Reverse engineering summarised data
Or how to make a proper fact table with what you have...
Those who use Power BI, Analysis Services, or any other data modelling tool that uses DAX, will know that most of the time you will be taking very detailed data and in one way or another turning it into useful summarised data, as such is why we use reporting or dashboarding tools.
In most cases the source data you will have is relatively detailed, making it easy to create a data set that can be sliced by a particular data range, or a chosen dimension. But what do you do when the data you get isn’t detailed enough? I was presented with one such predicament. The user wanted to be able to add summarised budget data alongside detailed data into their data set, and then be able to slice by varying periods. The only problem was the way the data was available.
Usually, at the very least, for budget data you would be provided with a transaction per month. As you can see from the same data above, the data was provided as a single row (per customer and role) with a start and end date and then a budget for that date range. This didn’t lend itself to being able to produce a data set that would be useful to the user and their report or dashboard. I needed to somehow break the data down into useful chunks.
The reporting solution I’m using here is Power BI, but because I’m using DAX, the principle could be applied to Excel (using the data modelling functionality) or Analysis Services Tabular.
There are three logical steps needed to get down to the detailed level.
Step 1. After I’ve imported my budget data which for this, we will call BudgetTable, I need to calculate how many days there are between the start date and end date. That is, calculate the duration of each budget line. Create a new calculated column in your imported table.
Duration := ( [Roll End Date] - [Roll Start Date] ) + 1
That step is pretty straight forward.
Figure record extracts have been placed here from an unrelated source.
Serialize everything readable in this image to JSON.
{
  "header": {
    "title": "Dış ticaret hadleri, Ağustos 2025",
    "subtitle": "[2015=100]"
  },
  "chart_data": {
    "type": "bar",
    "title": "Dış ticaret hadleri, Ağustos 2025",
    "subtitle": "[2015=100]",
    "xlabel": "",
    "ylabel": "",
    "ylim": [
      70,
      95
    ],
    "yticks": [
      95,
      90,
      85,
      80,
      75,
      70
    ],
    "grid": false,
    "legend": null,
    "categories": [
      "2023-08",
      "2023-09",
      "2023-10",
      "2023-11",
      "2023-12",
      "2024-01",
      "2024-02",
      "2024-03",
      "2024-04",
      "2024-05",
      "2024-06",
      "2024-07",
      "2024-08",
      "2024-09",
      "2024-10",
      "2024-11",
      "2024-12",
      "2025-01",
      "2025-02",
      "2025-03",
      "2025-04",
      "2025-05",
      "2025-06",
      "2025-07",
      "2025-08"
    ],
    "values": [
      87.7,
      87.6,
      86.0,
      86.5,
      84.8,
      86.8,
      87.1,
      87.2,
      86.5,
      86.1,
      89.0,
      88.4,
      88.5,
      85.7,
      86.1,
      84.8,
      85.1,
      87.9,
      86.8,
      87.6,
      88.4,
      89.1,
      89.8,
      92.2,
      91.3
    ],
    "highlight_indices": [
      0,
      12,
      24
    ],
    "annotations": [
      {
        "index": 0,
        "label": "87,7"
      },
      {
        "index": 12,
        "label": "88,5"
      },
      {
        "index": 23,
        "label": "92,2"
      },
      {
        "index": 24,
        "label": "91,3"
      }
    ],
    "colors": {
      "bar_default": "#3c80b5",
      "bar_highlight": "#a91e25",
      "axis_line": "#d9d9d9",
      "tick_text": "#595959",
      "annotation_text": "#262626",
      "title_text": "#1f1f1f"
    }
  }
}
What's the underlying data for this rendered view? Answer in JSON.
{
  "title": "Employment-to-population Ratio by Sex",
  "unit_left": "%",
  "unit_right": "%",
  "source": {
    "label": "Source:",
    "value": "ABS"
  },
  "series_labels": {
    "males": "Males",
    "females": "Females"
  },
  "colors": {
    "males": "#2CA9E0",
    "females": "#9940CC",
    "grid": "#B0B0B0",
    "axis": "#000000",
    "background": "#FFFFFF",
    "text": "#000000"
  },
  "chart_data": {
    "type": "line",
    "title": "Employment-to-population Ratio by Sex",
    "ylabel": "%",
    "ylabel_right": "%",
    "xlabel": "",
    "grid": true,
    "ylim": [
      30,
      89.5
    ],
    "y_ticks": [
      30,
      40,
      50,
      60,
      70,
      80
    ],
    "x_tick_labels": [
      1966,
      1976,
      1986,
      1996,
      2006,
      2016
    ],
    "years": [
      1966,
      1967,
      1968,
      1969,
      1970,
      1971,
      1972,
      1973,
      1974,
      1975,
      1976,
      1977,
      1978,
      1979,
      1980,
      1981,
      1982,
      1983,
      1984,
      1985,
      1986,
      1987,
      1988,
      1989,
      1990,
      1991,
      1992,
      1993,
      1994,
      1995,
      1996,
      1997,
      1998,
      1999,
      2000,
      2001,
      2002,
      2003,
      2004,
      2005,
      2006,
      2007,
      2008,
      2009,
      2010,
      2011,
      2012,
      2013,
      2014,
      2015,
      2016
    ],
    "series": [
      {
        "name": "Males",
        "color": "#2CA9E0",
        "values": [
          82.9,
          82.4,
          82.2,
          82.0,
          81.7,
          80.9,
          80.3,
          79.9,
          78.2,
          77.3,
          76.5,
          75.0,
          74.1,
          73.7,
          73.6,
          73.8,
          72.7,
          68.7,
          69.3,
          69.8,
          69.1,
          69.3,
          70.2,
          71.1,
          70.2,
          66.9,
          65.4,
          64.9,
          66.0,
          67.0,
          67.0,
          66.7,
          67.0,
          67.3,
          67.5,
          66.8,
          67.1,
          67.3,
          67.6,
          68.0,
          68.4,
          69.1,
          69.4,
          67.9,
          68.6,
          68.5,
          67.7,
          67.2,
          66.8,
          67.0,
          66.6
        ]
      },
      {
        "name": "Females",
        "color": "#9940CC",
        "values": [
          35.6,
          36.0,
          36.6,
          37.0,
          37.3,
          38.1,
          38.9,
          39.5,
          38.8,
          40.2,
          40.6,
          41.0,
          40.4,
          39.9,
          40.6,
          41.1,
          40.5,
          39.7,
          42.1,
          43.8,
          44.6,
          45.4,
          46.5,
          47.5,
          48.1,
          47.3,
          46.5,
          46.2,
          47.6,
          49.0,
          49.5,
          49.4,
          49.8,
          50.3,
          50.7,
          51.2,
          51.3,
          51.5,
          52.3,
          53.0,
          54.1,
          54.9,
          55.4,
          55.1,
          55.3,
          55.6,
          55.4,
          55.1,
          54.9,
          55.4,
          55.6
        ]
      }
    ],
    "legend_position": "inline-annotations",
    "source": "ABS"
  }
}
Due to the way the date field is stored as a datetime, with 0:00 as the time, the Roll End Date wasn’t being counted as a full day, so I forced an extra day on their which is why there’s a + 1 at the end of that formula.
Step 2. You’ve worked out the duration, you can now convert that into a daily budget as a new calculated column. For the sake of simplicity I’m taking the full duration calculated in the previous step. You may want to remove weekends or public holidays from your duration to work out a true number of working days, which could be achieved with a good date dimension table.
DailyBudget := [Budget] / [Duration]
Step 3. Now that we have the more data that wasn’t in our imported data, we need to create a whole new calculated table based on this data that’s been imported and created (with the two calculated columns). The following assumes you’ve already got a date dimension or calendar table of some sort that has each date. It won’t work without one.
Then I’m going to use the Generate function in my table. The generate function creates a table with the Cartesian product between two sets of data. In this scenario, I want to create a table that gives me an entry for every instance of customer and role from the budget table, and individual date from the calendar/date table, but only within the confines of the date range of each budget start/end date.
Clear as mud, right?
So now I create a new table with the following DAX code.
NewBudgetData := SELECTCOLUMNS ( GENERATE ( BudgetTable, FILTER ( ALLNOBLANKROW ( 'Calendar' ), AND ( 'Calendar'[Date] >= BudgetTable[Role Start Date], 'Calendar'[Date] <= BudgetTable[Role End Date] ) ) ), "Date", 'Calendar'[Date], "Customer", BudgetTable[Customer Name], "Role", BudgetTable[Role], "Budget", BudgetTable[DailyBudget] )
I can then hide the original BudgetTable and the report can be based on the NewBudgetData table which will have the required detail to filter to a particular day, week, month, or whatever date range you require.